= Joseph C. Anderson =

American politician

Joseph Campbell Anderson (c. 1830 - 1891) was a member of the Kansas Territorial Legislature and the namesake of Anderson County, Kansas.

==Biography==
Anderson was born in about 1830 in Jessamine County, Kentucky, to businessman and hemp grower Oliver Anderson. They moved to Lexington, Missouri in 1850 where Joseph and his brother William (not to be confused with guerilla leader William T. Anderson) established a law practice. In 1855, Anderson was elected to the so-called "Bogus Legislature", the first Kansas territorial legislature, from the 6th district, so named because of its disproportionate number of pro-slavery legislators over Free Staters. Known as Border Ruffians, several thousand men relocated from Missouri to Kansas in order to elect pro-slavery candidates; Anderson was among them although he retained his main residence in Lexington while officially residing in Fort Scott. He was elected Speaker Pro Tempore of the legislature.

Anderson was a staunch supporter of slavery, and was the architect of several pro-slavery laws during the territory's existence. During the Kansas Border War, Anderson worked as a lawyer in Kansas. He was a founder of the Law and Order Party in Leavenworth in October 1855.
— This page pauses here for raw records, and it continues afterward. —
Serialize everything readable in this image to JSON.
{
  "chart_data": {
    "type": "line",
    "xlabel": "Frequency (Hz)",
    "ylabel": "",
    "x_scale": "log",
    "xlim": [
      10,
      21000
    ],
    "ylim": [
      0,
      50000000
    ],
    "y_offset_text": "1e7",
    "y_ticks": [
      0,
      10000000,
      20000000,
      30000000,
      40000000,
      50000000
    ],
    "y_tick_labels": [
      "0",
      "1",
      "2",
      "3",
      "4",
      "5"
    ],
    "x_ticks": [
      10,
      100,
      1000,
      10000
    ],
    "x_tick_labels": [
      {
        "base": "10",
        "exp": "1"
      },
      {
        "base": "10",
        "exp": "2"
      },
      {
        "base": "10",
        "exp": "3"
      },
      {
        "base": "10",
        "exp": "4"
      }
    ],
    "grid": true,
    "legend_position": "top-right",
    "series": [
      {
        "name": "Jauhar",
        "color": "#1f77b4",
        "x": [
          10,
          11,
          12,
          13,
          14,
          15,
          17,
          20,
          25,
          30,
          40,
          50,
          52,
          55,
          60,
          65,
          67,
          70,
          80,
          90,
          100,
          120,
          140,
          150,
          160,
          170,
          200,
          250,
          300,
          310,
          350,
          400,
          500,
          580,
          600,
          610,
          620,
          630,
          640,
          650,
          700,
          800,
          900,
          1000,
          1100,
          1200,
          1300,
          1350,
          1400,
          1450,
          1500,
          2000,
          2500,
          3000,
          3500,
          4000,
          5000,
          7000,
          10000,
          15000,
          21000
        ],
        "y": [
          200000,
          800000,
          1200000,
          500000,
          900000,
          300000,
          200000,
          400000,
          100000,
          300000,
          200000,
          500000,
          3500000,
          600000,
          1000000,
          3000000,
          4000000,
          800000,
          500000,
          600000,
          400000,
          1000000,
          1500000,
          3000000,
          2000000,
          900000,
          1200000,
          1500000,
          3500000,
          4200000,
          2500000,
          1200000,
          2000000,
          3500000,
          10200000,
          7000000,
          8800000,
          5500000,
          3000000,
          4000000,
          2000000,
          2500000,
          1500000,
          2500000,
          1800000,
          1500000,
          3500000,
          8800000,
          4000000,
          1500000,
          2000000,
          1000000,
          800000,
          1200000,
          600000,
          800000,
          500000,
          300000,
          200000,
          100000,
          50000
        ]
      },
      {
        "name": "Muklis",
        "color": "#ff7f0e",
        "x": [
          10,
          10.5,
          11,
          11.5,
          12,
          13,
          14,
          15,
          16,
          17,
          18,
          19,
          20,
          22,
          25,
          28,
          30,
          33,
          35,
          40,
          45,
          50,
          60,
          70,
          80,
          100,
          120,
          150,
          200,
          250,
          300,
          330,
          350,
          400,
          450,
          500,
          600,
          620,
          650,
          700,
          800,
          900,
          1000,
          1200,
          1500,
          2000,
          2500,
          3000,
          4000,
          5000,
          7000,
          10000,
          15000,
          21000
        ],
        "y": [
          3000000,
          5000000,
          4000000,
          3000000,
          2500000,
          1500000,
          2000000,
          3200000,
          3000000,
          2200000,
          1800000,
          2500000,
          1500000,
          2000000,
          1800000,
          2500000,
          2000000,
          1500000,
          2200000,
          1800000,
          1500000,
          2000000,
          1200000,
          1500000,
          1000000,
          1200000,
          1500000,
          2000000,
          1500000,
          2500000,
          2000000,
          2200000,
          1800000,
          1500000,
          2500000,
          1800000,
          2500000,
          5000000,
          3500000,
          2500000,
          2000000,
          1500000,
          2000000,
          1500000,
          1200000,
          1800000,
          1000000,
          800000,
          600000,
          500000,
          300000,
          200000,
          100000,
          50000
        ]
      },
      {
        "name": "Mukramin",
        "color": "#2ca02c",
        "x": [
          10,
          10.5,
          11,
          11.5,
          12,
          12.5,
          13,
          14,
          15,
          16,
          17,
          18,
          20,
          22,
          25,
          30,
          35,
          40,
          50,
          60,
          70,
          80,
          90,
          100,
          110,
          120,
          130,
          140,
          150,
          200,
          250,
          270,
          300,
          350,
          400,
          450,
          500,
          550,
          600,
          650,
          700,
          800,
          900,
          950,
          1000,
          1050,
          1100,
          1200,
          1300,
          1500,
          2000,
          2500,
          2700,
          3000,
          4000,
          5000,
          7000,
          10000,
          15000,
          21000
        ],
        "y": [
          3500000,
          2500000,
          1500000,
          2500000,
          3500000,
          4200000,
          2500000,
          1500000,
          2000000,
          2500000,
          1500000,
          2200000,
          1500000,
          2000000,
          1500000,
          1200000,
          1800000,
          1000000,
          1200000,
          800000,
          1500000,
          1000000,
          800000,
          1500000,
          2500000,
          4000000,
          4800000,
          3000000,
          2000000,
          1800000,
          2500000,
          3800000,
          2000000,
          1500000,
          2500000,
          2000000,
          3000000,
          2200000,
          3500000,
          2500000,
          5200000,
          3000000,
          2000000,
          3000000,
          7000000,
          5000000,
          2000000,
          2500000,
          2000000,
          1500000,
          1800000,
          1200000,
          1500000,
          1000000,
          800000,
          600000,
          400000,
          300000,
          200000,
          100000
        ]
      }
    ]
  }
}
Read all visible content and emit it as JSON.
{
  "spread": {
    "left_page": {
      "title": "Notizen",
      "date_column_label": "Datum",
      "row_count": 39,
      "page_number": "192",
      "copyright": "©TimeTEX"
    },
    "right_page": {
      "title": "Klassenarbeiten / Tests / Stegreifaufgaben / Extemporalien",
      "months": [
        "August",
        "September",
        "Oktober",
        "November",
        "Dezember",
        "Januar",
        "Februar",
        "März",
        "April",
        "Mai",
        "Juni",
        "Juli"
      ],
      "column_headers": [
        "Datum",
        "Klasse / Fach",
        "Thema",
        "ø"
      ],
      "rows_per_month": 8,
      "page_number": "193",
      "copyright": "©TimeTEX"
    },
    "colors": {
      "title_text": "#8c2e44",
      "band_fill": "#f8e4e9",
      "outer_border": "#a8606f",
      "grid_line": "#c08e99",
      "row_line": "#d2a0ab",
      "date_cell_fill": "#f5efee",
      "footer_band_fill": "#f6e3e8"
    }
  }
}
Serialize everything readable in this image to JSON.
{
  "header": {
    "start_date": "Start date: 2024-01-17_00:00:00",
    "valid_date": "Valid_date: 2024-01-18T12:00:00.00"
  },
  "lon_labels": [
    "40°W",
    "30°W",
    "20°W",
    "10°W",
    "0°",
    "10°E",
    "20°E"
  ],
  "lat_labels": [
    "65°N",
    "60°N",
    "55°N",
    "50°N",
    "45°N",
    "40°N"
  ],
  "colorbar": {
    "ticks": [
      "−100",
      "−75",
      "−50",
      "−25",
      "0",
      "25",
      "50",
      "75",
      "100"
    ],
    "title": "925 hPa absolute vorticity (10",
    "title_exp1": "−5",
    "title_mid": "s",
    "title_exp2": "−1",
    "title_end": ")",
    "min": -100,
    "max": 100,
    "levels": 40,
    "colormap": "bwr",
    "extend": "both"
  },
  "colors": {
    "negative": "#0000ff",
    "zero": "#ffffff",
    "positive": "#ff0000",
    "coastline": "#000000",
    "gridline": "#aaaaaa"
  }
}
During the American Civil War in 1862, Joseph and William Anderson and their father were arrested and imprisoned "for refusing to sign an 'oath of allegiance' to the Union." Following their release, they moved back to Kentucky and Joseph continued as a lawyer. The two brothers were also reportedly members of a secret militant group "Southern League", which smuggled weapons south to the Confederacy. For this the two brothers were imprisoned.